32. A pill for reducing bacterial levels in a subject with a bacteria related illness, comprising a compound of claim 1.

33. The pill of claim 32, wherein the pill provides effective bacterial treatment for at least about 8 hours.

34. The pill of claim 32, wherein the pill provides effective bacterial treatment for at least about 12 hours.

35. The pill of claim 32, wherein the pill provides effective bacterial treatment for at least about 24 hours.

36. The pill of claim 32, wherein the pill provides effective bacterial treatment for at least about one week.

37. A pack of pills in number sufficient for treatment of a bacterial illness, comprising a plurality of pills wherein each pill comprises a compound of claim 1.

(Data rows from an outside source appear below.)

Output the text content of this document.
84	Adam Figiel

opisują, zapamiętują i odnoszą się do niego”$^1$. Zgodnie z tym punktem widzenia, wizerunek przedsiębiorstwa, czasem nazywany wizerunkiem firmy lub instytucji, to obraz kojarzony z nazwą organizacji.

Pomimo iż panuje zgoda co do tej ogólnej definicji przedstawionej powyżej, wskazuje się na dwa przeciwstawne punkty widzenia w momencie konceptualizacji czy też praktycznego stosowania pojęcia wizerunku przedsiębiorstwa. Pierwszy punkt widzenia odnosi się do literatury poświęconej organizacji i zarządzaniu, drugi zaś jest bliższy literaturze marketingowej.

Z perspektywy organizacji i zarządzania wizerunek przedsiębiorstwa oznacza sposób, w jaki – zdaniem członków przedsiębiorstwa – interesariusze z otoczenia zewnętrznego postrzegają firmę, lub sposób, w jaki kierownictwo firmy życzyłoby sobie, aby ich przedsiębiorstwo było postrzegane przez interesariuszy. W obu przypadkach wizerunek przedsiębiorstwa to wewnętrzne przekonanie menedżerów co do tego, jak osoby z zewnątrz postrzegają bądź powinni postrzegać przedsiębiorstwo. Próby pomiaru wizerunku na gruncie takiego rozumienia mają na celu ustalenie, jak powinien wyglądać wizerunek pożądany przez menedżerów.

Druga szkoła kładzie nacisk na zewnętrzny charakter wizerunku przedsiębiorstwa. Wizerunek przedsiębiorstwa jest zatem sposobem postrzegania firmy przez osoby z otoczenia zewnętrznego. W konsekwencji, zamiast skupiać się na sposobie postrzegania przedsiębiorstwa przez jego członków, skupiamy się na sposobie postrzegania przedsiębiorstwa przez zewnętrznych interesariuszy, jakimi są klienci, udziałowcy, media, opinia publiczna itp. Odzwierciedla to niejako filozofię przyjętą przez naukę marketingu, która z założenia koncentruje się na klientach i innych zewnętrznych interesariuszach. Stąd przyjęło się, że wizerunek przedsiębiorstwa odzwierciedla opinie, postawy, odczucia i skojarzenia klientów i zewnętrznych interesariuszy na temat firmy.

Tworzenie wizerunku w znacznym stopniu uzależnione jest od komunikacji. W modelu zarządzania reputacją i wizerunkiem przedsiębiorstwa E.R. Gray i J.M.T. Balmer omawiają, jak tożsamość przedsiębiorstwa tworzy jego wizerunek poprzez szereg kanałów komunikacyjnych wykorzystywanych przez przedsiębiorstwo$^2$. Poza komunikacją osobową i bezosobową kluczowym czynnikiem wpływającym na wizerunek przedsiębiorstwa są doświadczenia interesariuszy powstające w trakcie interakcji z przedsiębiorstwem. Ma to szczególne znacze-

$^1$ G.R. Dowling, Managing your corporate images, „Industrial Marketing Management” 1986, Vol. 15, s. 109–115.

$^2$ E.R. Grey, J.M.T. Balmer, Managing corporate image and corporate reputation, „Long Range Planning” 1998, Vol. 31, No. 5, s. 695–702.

38. The pack of pills of claim 37, wherein the pack contains at least 5 pills.

39. The pack of pills of claim 37, wherein the pack contains at least 10 pills.

40. The pack of pills of claim 37, wherein the pack contains at least 20 pills.

41. A method of treating a subject with a bacterial illness comprising administering to the subject the pharmaceutical composition of claim 22.

42. The method of claim 41, wherein the compound inhibits the Fab I activity of a microbe with an IC₅₀at least 1 order of magnitude lower than the IC₅₀for inhibiting enoyl CoA hydratase of a mammal.

43. The method of claim 42, wherein the mammal is a human.

44. The method of claim 41, wherein the compound inhibits the Fab I activity of a microbe with a K_iat least 1 order of magnitude lower than the K_ifor inhibiting enoyl CoA hydratase of a mammal.

45. The method of claim 44, wherein the mammal is a human.

46. A method of disinfecting an inanimate surface comprising contacting the inanimate surface with a compound of claim 1.

47. A kit comprising the pharmaceutical composition of claim 22 and instructions for use thereof.